Une lutte porteuse d’espoirs

Même si toutes leurs revendications n’ont pas été satisfaites, à l’issue des 80 jours de grève, l’accord trouvé limite fortement l’impact du dispositif de traçage dénoncé et une prime exceptionnelle de 650 euros a été arrachée. D’autres luttes devront avoir lieu pour la pérenniser. Qu’on voit le verre a moitié vide ou à moitié plein, la lutte a surtout permis la création d’un véritable collectif de travail. Des travailleurs et travailleuses, atomisé∙es sur plusieurs sites du CHU se sont rencontré∙es et ont construit ensemble la lutte. Les grévistes ont permis de créer du lien dans le syndicat et au-delà du syndicat.

Les salariés d’Onet en déambulation dans l’enceinte du CHU
Cliché journal Le Poing

Une lutte exemplaire pour la dignité

Fédérer autour de sa lutte, ça rend fièr∙e, créer un mouvement de solidarité, ça rend digne, et se rendre visible, ça rend fort∙e. Ces grévistes disent aujourd’hui être solidaires des luttes des autres femmes qui travaillent pour des petits salaires et qui sont elles aussi invisibles et méprisées.

Cette expérience incroyable il y a encore quelques mois prépare la suite de leurs luttes en internes mais est aussi porteuse d’espoirs pour les luttes à venir, notamment dans les secteurs féminisés. Les discussions avec les grévistes d’ONET et leurs soutiens montrent bien qu’il y a une grande conscience aujourd’hui des similitudes dans tous ces métiers majoritairement occupés par des femmes.

Nettoyer, servir, soigner, éduquer relèvent de la même logique patriarcale. Considérées comme des fonctions « naturelles » effectuées gratuitement dans le cadre domestique par les femmes, ces activités sont méprisées, sous-payées, dévalorisées.

Peut-être que le 8 mars prochain pourrait avoir l’ambition de fédérer les salariées de ces secteurs féminisés qui se retrouvent dans les mêmes problématiques : précarité, conditions de travail et salaires souvent déplorables, perte de sens, brutalité managériale ou violence institutionnelle.

Anne (UCL Montpellier)

[1Voir également les différentes grèves qui ont émaillées le secteur ces 15 dernières années, et les reportages qui ont suivis.
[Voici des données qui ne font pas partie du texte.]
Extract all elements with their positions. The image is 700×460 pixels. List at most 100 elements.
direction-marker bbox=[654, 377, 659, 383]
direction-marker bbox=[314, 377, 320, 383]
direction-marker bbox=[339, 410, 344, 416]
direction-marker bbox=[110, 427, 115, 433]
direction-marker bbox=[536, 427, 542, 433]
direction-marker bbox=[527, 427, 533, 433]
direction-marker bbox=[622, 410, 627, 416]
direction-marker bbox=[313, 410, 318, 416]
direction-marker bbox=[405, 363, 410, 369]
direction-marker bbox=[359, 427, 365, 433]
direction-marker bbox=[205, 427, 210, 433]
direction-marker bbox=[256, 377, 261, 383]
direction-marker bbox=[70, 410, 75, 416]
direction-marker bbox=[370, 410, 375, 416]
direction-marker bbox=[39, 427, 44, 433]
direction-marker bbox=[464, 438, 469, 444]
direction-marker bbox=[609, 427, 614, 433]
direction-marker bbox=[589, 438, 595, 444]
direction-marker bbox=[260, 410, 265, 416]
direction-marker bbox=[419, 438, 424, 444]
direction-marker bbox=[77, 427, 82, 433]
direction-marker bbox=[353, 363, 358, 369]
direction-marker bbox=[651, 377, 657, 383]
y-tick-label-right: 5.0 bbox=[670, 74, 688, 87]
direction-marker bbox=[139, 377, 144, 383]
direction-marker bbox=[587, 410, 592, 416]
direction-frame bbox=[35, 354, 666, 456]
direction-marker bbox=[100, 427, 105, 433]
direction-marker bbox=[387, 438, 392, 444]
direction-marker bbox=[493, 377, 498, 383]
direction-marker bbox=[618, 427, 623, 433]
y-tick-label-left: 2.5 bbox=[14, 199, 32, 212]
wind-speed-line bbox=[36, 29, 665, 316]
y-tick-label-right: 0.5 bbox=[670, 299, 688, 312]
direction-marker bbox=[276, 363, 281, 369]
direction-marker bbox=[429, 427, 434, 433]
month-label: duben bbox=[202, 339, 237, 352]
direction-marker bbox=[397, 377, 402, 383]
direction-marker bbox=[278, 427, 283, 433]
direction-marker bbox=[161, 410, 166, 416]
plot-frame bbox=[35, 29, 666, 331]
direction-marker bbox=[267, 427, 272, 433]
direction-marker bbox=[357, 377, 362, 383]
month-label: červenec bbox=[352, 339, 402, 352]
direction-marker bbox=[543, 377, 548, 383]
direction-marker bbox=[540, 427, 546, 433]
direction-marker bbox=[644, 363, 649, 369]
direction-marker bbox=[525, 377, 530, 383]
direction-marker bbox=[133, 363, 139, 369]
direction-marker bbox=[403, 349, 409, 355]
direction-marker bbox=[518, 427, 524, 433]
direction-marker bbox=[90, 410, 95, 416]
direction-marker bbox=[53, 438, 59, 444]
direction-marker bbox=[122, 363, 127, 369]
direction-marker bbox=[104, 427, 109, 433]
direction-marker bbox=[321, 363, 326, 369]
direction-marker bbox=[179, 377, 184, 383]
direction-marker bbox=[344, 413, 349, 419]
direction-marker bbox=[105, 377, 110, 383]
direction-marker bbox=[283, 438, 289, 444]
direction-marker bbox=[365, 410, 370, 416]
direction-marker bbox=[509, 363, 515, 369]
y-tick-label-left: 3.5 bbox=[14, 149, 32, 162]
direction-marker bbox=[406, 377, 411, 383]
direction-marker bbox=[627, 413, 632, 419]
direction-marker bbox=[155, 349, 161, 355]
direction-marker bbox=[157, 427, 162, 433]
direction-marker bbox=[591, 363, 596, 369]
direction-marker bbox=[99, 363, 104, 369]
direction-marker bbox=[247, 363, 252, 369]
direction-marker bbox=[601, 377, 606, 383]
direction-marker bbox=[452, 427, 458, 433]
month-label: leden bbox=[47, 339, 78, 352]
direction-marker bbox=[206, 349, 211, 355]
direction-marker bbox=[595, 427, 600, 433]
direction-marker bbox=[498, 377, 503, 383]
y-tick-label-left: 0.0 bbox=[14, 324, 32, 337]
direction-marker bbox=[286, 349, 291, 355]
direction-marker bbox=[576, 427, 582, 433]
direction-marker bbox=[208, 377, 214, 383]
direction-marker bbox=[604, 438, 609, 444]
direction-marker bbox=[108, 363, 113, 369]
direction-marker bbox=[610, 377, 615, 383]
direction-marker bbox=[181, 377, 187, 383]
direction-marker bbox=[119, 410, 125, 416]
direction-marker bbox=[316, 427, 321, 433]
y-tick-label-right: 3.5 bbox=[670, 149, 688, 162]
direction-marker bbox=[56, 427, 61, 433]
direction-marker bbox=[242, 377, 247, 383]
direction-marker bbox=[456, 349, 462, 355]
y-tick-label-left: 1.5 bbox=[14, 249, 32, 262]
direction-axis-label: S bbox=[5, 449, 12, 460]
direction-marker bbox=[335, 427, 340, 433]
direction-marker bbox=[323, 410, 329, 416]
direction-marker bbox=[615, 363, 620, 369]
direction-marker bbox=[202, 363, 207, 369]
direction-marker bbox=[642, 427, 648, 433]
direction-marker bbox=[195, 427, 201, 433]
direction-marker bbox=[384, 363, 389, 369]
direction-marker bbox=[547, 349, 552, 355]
Un coup de projecteur a été mis sur l’ignominie salariale, sociale et humaine organisée par les géants du nettoyage, tout comme sur la complicité des grandes entreprises du service public (CHU, SNCF, RATP…).

[2La caisse de grève a réuni plus de 20 000 euros sur les 50 000 euros de salaires non touchés.

[3Le collectif a été créé par Révolution Permanente et rejoint par de nombreux collectifs et partis politiques. Les grévistes ont aussi bénéficié du soutien de Ruffin et de Rachel Keke, députée LFI et ancienne porte-parole de la grève des femmes de chambre de l’hôtel Ibis Batignolles.